The Fairy Knowes of Loch Ard
Loch Ard, Aberfoyle, Stirlingshire, Scotland
Three low conical mounds on the south shore of Loch Ard — the Fairy Knowes — were used in the 17th century by Robert Kirk, the Aberfoyle minister, for his observations of the Sìthichean. He vanished from one of them in 1692.
Loch Ard is a small loch in the Trossachs at the foot of Ben Lomond, six miles west of Aberfoyle. Its southern shore holds three low conical mounds, side by side, called locally the Fairy Knowes. They are natural glacial features but their conical regularity has, since at least the medieval period, made them sites of fairy-folk tradition. The minister of Aberfoyle from 1685 to 1692 was the Reverend Robert Kirk — Gaelic speaker, theologian, and the author of a remarkable ethnographic treatise on the Sìthichean called The Secret Commonwealth of Elves, Fauns and Fairies. The work, completed in 1691 but not published until 1815, is a systematic, sober description of the fairy-folk of the Highlands: their physiology, their society, their relations with humans. Kirk treated them as a real but ordinarily invisible neighbouring people, accessible to those with the second sight. Kirk's research site was the Fairy Knowes. He went there at dawn and at dusk to observe and, by Highland tradition, to communicate.
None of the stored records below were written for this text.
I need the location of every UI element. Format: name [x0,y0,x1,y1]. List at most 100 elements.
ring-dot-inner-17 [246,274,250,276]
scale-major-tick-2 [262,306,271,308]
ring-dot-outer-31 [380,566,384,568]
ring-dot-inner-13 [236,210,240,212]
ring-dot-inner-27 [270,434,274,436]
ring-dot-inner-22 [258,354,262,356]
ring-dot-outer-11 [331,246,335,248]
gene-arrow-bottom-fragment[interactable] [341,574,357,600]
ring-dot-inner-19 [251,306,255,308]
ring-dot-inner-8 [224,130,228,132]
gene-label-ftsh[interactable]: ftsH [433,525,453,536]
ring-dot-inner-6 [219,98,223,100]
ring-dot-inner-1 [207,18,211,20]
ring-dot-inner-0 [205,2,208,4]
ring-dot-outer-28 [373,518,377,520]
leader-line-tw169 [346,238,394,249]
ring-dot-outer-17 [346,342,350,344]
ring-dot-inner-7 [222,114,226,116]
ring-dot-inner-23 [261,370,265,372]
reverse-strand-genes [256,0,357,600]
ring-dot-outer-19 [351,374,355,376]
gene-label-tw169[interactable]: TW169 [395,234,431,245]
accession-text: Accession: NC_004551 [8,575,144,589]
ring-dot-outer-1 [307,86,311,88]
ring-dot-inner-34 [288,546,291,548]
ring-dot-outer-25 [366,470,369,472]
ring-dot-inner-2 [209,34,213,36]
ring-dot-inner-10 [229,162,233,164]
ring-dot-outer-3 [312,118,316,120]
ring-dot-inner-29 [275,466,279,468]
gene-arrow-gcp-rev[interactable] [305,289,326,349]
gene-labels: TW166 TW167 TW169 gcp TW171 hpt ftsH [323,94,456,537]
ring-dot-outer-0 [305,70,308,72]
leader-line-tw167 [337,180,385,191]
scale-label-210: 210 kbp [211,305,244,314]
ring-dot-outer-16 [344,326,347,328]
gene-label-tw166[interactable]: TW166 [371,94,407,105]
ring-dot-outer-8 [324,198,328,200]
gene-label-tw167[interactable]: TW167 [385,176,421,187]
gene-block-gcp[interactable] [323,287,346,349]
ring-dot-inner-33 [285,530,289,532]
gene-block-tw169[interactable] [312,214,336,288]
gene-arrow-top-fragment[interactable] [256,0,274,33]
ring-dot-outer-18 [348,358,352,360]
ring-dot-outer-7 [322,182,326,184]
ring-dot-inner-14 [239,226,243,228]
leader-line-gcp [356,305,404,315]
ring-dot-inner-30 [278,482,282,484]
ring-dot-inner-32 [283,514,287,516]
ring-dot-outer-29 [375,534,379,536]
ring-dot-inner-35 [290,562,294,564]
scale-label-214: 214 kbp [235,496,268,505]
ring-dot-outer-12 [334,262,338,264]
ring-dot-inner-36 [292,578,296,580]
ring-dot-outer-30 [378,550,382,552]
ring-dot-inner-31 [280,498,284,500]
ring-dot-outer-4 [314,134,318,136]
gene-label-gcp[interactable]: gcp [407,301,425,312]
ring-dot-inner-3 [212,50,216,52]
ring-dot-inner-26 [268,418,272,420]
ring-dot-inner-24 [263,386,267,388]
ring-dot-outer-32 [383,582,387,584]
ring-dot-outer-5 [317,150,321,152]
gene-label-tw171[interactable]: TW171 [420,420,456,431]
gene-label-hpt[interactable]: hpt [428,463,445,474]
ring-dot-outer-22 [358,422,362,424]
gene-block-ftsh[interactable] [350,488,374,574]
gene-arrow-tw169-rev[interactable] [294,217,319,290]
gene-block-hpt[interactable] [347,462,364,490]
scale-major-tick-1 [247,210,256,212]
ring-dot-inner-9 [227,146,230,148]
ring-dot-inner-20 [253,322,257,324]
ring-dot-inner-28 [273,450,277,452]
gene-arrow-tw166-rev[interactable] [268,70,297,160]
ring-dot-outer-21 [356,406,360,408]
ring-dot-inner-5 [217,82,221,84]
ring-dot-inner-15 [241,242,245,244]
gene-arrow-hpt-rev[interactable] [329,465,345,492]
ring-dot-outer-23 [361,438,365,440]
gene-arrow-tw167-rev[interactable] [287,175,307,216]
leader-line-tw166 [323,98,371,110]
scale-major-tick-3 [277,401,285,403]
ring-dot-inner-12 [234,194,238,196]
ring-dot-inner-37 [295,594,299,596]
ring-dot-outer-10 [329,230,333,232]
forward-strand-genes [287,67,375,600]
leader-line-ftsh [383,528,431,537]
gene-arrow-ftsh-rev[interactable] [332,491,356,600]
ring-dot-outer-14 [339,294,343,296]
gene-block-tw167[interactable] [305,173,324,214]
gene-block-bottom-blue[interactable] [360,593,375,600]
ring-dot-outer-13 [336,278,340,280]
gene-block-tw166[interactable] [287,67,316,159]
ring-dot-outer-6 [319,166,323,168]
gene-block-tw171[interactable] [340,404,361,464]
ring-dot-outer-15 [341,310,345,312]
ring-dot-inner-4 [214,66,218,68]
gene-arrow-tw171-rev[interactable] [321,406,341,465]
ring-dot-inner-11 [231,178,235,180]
In 1692 he was found one morning at the foot of the largest of the three knowes, apparently dead. The official cause was a stroke; he was 48 years old. The folkloric account is otherwise. Kirk had — by the tradition his successors at Aberfoyle Manse preserved — broken some fairy law in publishing his observations. His body was taken to Aberfoyle Kirkyard and buried. Shortly afterwards he appeared, in a vision, to a relative, and instructed that at his cousin's christening a dagger should be thrown over Kirk's apparition the moment he appeared, which would break the spell and release him from the Knowe. The dagger was not thrown. Kirk, by tradition, remains beneath the Knowe. His grave in Aberfoyle Kirkyard is well marked and, by local custom, the body is not in it. The Fairy Knowes are still walked at dusk by those who hope, even now, to throw the dagger that was missed.